Um, lieber Libero, noch einmal auf Erhard zu kommen: Er war eben auch dadurch glaubwürdig, daß er - bei allem wolkigen Gerede, das er liebte - überhaupt nicht protzig wirkte. Eben in dieser Hinsicht gerade nicht das "personifizierte Wirtschaftswunder". Bei Guttenberg scheint mir das - als erster Eindruck, der sich ändern kann - der Fall zu sein.
ich habe bewußt das Wort Vertrauen vermieden, weil ich ja wußte, das es von Ihnen kommen wird. Auch das Wort Seelenmassage trifft sehr gut die Wirkung dieses Mannes. Ein Mensch, der in noch schwieriger Zeit, vor 1933 lebte, verfügte ebenfalls über diese Fähigkeit. Das war Carl Duisberg, der zwar politisch und gewiss auch wirtschaftlich von Ludwig Erhard meilenweit entfernt, aber ihm in einem Punkt sehr glich. Er vermochte es wie Herkunft, den Mutlosen und Zaghaften die Zuversicht und das Vertrauen zu geben, das sie aus eigener Kraft nicht aufbrachten. Das ist verantwortliches Handeln, eigenverantwortliches Handeln ist etwas für Menschen, die sich mehr nicht zutrauen.
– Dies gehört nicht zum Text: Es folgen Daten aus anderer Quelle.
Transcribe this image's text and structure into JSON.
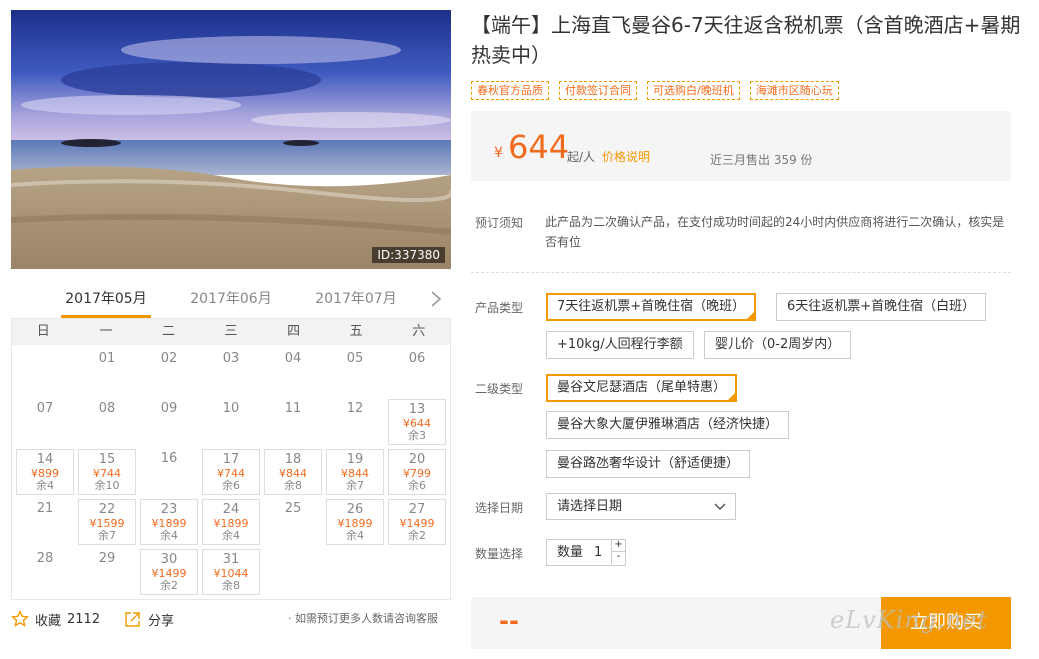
{
  "hero": {
    "id_label": "ID:337380"
  },
  "calendar": {
    "months": [
      "2017年05月",
      "2017年06月",
      "2017年07月"
    ],
    "weekdays": [
      "日",
      "一",
      "二",
      "三",
      "四",
      "五",
      "六"
    ],
    "rows": [
      [
        null,
        {
          "d": "01"
        },
        {
          "d": "02"
        },
        {
          "d": "03"
        },
        {
          "d": "04"
        },
        {
          "d": "05"
        },
        {
          "d": "06"
        }
      ],
      [
        {
          "d": "07"
        },
        {
          "d": "08"
        },
        {
          "d": "09"
        },
        {
          "d": "10"
        },
        {
          "d": "11"
        },
        {
          "d": "12"
        },
        {
          "d": "13",
          "p": "¥644",
          "r": "余3"
        }
      ],
      [
        {
          "d": "14",
          "p": "¥899",
          "r": "余4"
        },
        {
          "d": "15",
          "p": "¥744",
          "r": "余10"
        },
        {
          "d": "16"
        },
        {
          "d": "17",
          "p": "¥744",
          "r": "余6"
        },
        {
          "d": "18",
          "p": "¥844",
          "r": "余8"
        },
        {
          "d": "19",
          "p": "¥844",
          "r": "余7"
        },
        {
          "d": "20",
          "p": "¥799",
          "r": "余6"
        }
      ],
      [
        {
          "d": "21"
        },
        {
          "d": "22",
          "p": "¥1599",
          "r": "余7"
        },
        {
          "d": "23",
          "p": "¥1899",
          "r": "余4"
        },
        {
          "d": "24",
          "p": "¥1899",
          "r": "余4"
        },
        {
          "d": "25"
        },
        {
          "d": "26",
          "p": "¥1899",
          "r": "余4"
        },
        {
          "d": "27",
          "p": "¥1499",
          "r": "余2"
        }
      ],
      [
        {
          "d": "28"
        },
        {
          "d": "29"
        },
        {
          "d": "30",
          "p": "¥1499",
          "r": "余2"
        },
        {
          "d": "31",
          "p": "¥1044",
          "r": "余8"
        },
        null,
        null,
        null
      ]
    ]
  },
  "footer": {
    "fav_label": "收藏",
    "fav_count": "2112",
    "share_label": "分享",
    "consult": "· 如需预订更多人数请咨询客服"
  },
  "product": {
    "title": "【端午】上海直飞曼谷6-7天往返含税机票（含首晚酒店+暑期热卖中）",
    "tags": [
      "春秋官方品质",
      "付款签订合同",
      "可选购白/晚班机",
      "海滩市区随心玩"
    ],
    "currency": "¥",
    "price": "644",
    "per": "起/人",
    "price_note": "价格说明",
    "sold": "近三月售出 359 份"
  },
  "form": {
    "notice_label": "预订须知",
    "notice_text": "此产品为二次确认产品，在支付成功时间起的24小时内供应商将进行二次确认，核实是否有位",
    "type_label": "产品类型",
    "types": [
      "7天往返机票+首晚住宿（晚班）",
      "6天往返机票+首晚住宿（白班）",
      "+10kg/人回程行李额",
      "婴儿价（0-2周岁内）"
    ],
    "subtype_label": "二级类型",
    "subtypes": [
      "曼谷文尼瑟酒店（尾单特惠）",
      "曼谷大象大厦伊雅琳酒店（经济快捷）",
      "曼谷路氹奢华设计（舒适便捷）"
    ],
    "date_label": "选择日期",
    "date_placeholder": "请选择日期",
    "qty_label": "数量选择",
    "qty_text": "数量",
    "qty_value": "1",
    "qty_plus": "+",
    "qty_minus": "-"
  },
  "buy": {
    "total": "--",
    "button": "立即购买",
    "watermark": "eLvKing.net"
  },
  "colors": {
    "accent": "#f39800",
    "price": "#f26b1d"
  }
}
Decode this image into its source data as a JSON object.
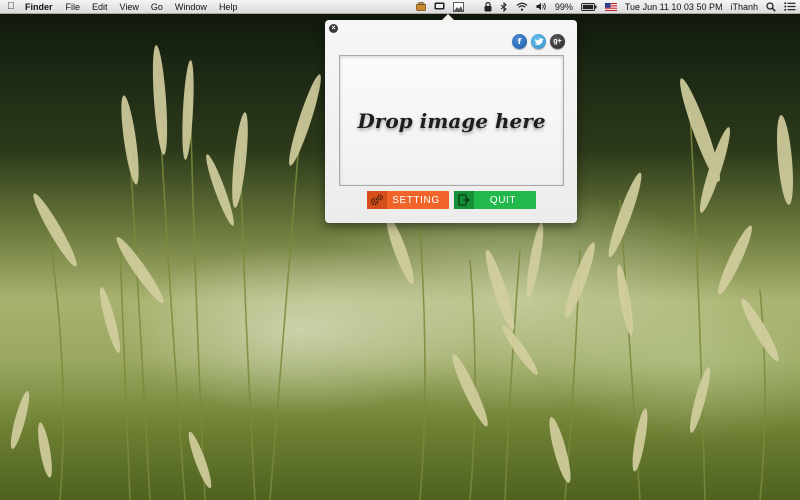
{
  "menubar": {
    "app_name": "Finder",
    "menus": [
      "File",
      "Edit",
      "View",
      "Go",
      "Window",
      "Help"
    ],
    "battery_percent": "99%",
    "datetime": "Tue Jun 11  10 03 50 PM",
    "username": "iThanh"
  },
  "panel": {
    "close_label": "×",
    "social": {
      "facebook": "f",
      "twitter": "t",
      "googleplus": "g+"
    },
    "drop_text": "Drop image here",
    "setting_label": "SETTING",
    "quit_label": "QUIT"
  },
  "colors": {
    "setting_button": "#f0642a",
    "quit_button": "#22b84c",
    "menubar": "#e8e8e8"
  },
  "icons": {
    "apple": "apple-icon",
    "lock": "lock-icon",
    "wifi": "wifi-icon",
    "volume": "volume-icon",
    "battery": "battery-icon",
    "flag": "us-flag-icon",
    "search": "search-icon",
    "list": "notification-list-icon"
  }
}
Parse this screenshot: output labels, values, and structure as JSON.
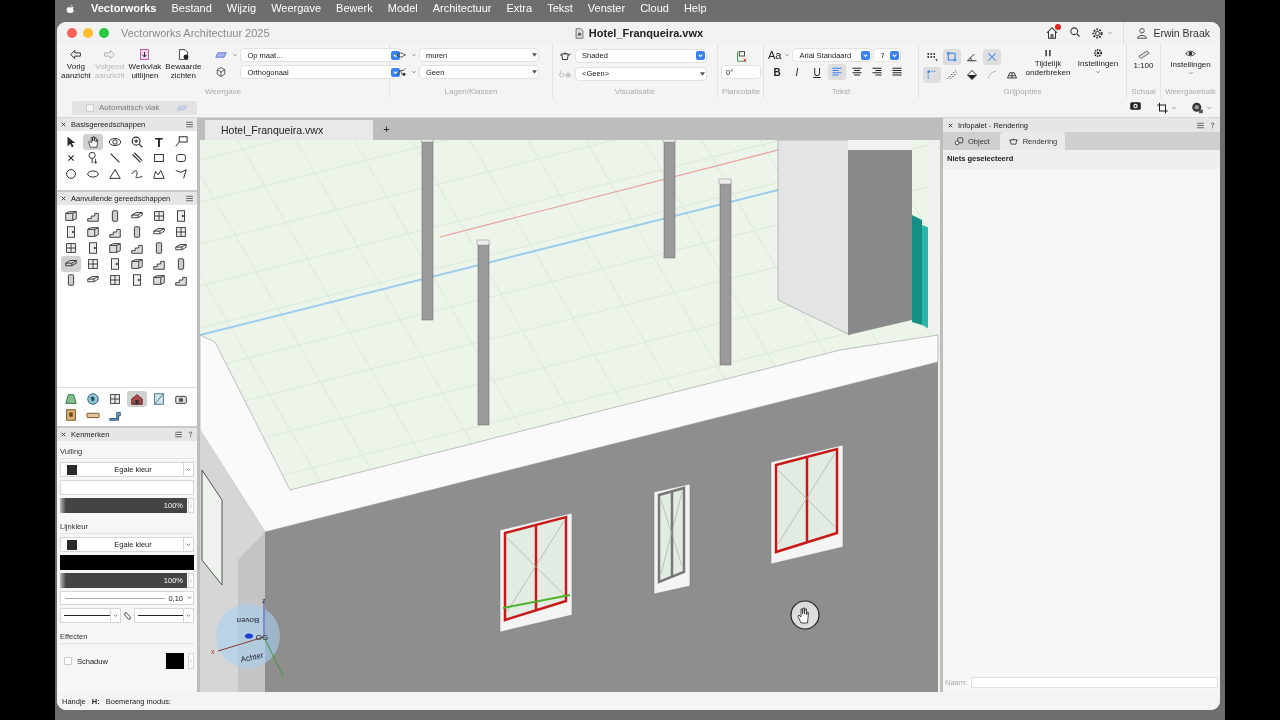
{
  "menu_bar": {
    "app_name": "Vectorworks",
    "items": [
      "Bestand",
      "Wijzig",
      "Weergave",
      "Bewerk",
      "Model",
      "Architectuur",
      "Extra",
      "Tekst",
      "Venster",
      "Cloud",
      "Help"
    ]
  },
  "window": {
    "title": "Vectorworks Architectuur 2025",
    "document": "Hotel_Franqueira.vwx",
    "home_badge": true,
    "user": "Erwin Braak"
  },
  "toolbar": {
    "view": {
      "label": "Weergave",
      "buttons": [
        {
          "label": "Vorig aanzicht",
          "disabled": false
        },
        {
          "label": "Volgend aanzicht",
          "disabled": true
        },
        {
          "label": "Werkvlak uitlijnen",
          "disabled": false
        },
        {
          "label": "Bewaarde zichten",
          "disabled": false
        }
      ],
      "selects": [
        "Op maat...",
        "Orthogonaal"
      ]
    },
    "layers": {
      "label": "Lagen/Klassen",
      "selects": [
        "muren",
        "Geen"
      ]
    },
    "visualization": {
      "label": "Visualisatie",
      "selects": [
        "Shaded",
        "<Geen>"
      ]
    },
    "plan_rotation": {
      "label": "Planrotatie",
      "value": "0°"
    },
    "text": {
      "label": "Tekst",
      "size_icon": "Aa",
      "font": "Arial Standaard",
      "size": "7",
      "styles": [
        {
          "kind": "bold",
          "label": "B",
          "selected": false
        },
        {
          "kind": "italic",
          "label": "I",
          "selected": false
        },
        {
          "kind": "underline",
          "label": "U",
          "selected": false
        }
      ],
      "alignments": [
        {
          "kind": "left",
          "selected": true
        },
        {
          "kind": "center",
          "selected": false
        },
        {
          "kind": "right",
          "selected": false
        },
        {
          "kind": "justify",
          "selected": false
        }
      ]
    },
    "snapping": {
      "label": "Grijpopties",
      "snaps": [
        {
          "selected": false,
          "disabled": false
        },
        {
          "selected": true,
          "disabled": false
        },
        {
          "selected": false,
          "disabled": false
        },
        {
          "selected": true,
          "disabled": false
        },
        {
          "selected": true,
          "disabled": false
        },
        {
          "selected": false,
          "disabled": false
        },
        {
          "selected": false,
          "disabled": false
        },
        {
          "selected": false,
          "disabled": true
        },
        {
          "selected": false,
          "disabled": false
        }
      ],
      "pause_label": "Tijdelijk onderbreken",
      "settings_label": "Instellingen"
    },
    "scale": {
      "label": "Schaal",
      "value": "1:100"
    },
    "view_bar": {
      "label": "Weergavebalk",
      "settings_label": "Instellingen"
    },
    "auto_plane": {
      "label": "Automatisch vlak",
      "checked": false,
      "disabled": true
    }
  },
  "palettes": {
    "basic": {
      "title": "Basisgereedschappen",
      "tools": [
        {
          "selected": false
        },
        {
          "selected": true
        },
        {
          "selected": false
        },
        {
          "selected": false
        },
        {
          "selected": false,
          "label": "T"
        },
        {
          "selected": false
        },
        {
          "selected": false
        },
        {
          "selected": false
        },
        {
          "selected": false
        },
        {
          "selected": false
        },
        {
          "selected": false
        },
        {
          "selected": false
        },
        {
          "selected": false
        },
        {
          "selected": false
        },
        {
          "selected": false
        },
        {
          "selected": false
        },
        {
          "selected": false
        },
        {
          "selected": false
        }
      ]
    },
    "extra": {
      "title": "Aanvullende gereedschappen",
      "tools": [
        {
          "selected": false
        },
        {
          "selected": false
        },
        {
          "selected": false
        },
        {
          "selected": false
        },
        {
          "selected": false
        },
        {
          "selected": false
        },
        {
          "selected": false
        },
        {
          "selected": false
        },
        {
          "selected": false
        },
        {
          "selected": false
        },
        {
          "selected": false
        },
        {
          "selected": false
        },
        {
          "selected": false
        },
        {
          "selected": false
        },
        {
          "selected": false
        },
        {
          "selected": false
        },
        {
          "selected": false
        },
        {
          "selected": false
        },
        {
          "selected": true
        },
        {
          "selected": false
        },
        {
          "selected": false
        },
        {
          "selected": false
        },
        {
          "selected": false
        },
        {
          "selected": false
        },
        {
          "selected": false
        },
        {
          "selected": false
        },
        {
          "selected": false
        },
        {
          "selected": false
        },
        {
          "selected": false
        },
        {
          "selected": false
        }
      ],
      "sets": [
        {
          "selected": false
        },
        {
          "selected": false
        },
        {
          "selected": false
        },
        {
          "selected": true
        },
        {
          "selected": false
        },
        {
          "selected": false
        },
        {
          "selected": false
        },
        {
          "selected": false
        },
        {
          "selected": false
        }
      ]
    }
  },
  "attributes": {
    "title": "Kenmerken",
    "fill_label": "Vulling",
    "fill_type": "Egale kleur",
    "fill_opacity": {
      "level": 1,
      "reading": "100%"
    },
    "line_label": "Lijnkleur",
    "line_type": "Egale kleur",
    "line_opacity": {
      "level": 1,
      "reading": "100%"
    },
    "line_thickness": "0,10",
    "effects_label": "Effecten",
    "shadow": {
      "label": "Schaduw",
      "checked": false
    }
  },
  "document_tabs": [
    {
      "label": "Hotel_Franqueira.vwx",
      "selected": true
    }
  ],
  "add_tab": "+",
  "viewport": {
    "cube_labels": [
      "Boven",
      "OG",
      "Achter"
    ],
    "axis_labels": [
      "z",
      "x"
    ]
  },
  "info_palette": {
    "title": "Infopalet - Rendering",
    "tabs": [
      {
        "label": "Object",
        "selected": false
      },
      {
        "label": "Rendering",
        "selected": true
      }
    ],
    "message": "Niets geselecteerd",
    "name_label": "Naam:"
  },
  "status_bar": {
    "tool": "Handje",
    "shortcut_key": "H:",
    "mode": "Boemerang modus:"
  }
}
Ob Guttenberg diese Fähigkeit nicht hat oder haben will, werden wir sehen. Hinsichtlich der unternehmerischen Erfahrung sind die Eigenbetriebe gegenüber früher geschrumpft. Das Weingut ist in anderen Händen, die Anteile an den Rhön Kliniken verkauft. Bleibt nur der übliche Wald und Grundbesitz, etwa 1000 ha. Das ist nicht unbedingt die erste Liga unter den adligen Grundbesitzern.